LinkedIn Carousel Maker: Frequently Asked Questions

Everything you need to know about building and posting LinkedIn document carousels.

What is a LinkedIn carousel?

A LinkedIn carousel is a multi-slide document post that readers swipe through in their feed. You upload a PDF as a document post, and LinkedIn renders it as a swipeable carousel. Each page of the PDF becomes one slide. Carousels are one of the highest-reach organic formats on LinkedIn because they generate strong dwell-time signals that trigger wider algorithmic distribution.

How many slides should a LinkedIn carousel have?

Between 6 and 12 slides is the widely recommended range.
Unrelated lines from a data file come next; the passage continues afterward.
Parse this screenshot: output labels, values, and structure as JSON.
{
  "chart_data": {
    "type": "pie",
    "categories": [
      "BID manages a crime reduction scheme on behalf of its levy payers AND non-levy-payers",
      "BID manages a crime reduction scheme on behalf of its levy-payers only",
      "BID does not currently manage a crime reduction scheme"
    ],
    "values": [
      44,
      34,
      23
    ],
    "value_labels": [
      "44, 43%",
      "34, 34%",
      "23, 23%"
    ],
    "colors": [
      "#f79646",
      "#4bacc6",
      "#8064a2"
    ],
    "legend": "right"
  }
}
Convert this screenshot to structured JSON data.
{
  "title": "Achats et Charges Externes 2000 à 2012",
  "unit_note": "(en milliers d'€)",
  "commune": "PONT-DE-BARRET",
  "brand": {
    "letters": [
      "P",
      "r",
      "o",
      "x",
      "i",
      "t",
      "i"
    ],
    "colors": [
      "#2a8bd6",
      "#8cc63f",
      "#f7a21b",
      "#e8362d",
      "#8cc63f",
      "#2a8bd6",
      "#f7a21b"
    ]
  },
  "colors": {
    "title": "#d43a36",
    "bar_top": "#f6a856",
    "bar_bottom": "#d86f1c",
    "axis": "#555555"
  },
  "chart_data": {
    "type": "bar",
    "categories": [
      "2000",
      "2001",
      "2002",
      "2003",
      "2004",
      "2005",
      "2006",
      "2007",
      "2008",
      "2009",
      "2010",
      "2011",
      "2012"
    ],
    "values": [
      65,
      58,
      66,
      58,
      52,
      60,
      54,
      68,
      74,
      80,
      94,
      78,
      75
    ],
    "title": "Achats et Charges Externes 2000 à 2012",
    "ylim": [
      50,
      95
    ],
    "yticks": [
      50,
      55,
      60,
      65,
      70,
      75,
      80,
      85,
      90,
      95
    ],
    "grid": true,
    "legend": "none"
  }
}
The sweet spot for most B2B topics is 8 slides: a hook/cover, a problem slide, three to four insight slides, a recap, and a clear CTA slide. Below 6, the content rarely feels complete enough to save. Above 12, completion rates drop significantly, weakening the algorithmic signal the post sends.

What size should LinkedIn carousel slides be?

Square slides at 1080 x 1080 pixels are the safest choice because they render cleanly on desktop, mobile app, and mobile web without cropping. Portrait slides at 1200 x 1500 pixels give more vertical space for text-heavy content but appear smaller in the feed thumbnail. Landscape slides (1920 x 1080) are not recommended as they compress poorly in the document viewer.

How do I post a carousel on LinkedIn?

Export your slides as a PDF (each slide is one page). In the LinkedIn post composer, click the document icon (the page icon next to the photo icon), upload your PDF, add a caption with your hook text, and publish. LinkedIn will automatically render the PDF as a swipeable carousel in the feed. You cannot post a carousel as a series of images; it must be a PDF document.

Do LinkedIn carousels get more reach than regular posts?

On average, yes. Carousels generate significantly more saves and shares than text-only posts on comparable topics, and saves in particular are a strong algorithmic signal. The dwell time from swiping through slides also registers as a positive engagement signal. The tradeoff is that carousels take more time to produce. For time-sensitive topics, a text post with a strong hook can outperform a mediocre carousel.

Does this tool store my slides?

No. The carousel maker runs entirely in your browser. Your slide content is never sent to a server, stored in a database, or logged anywhere. Everything lives in your browser's memory while the page is open. Refreshing the page resets your slides, so copy or download your content before closing the tab.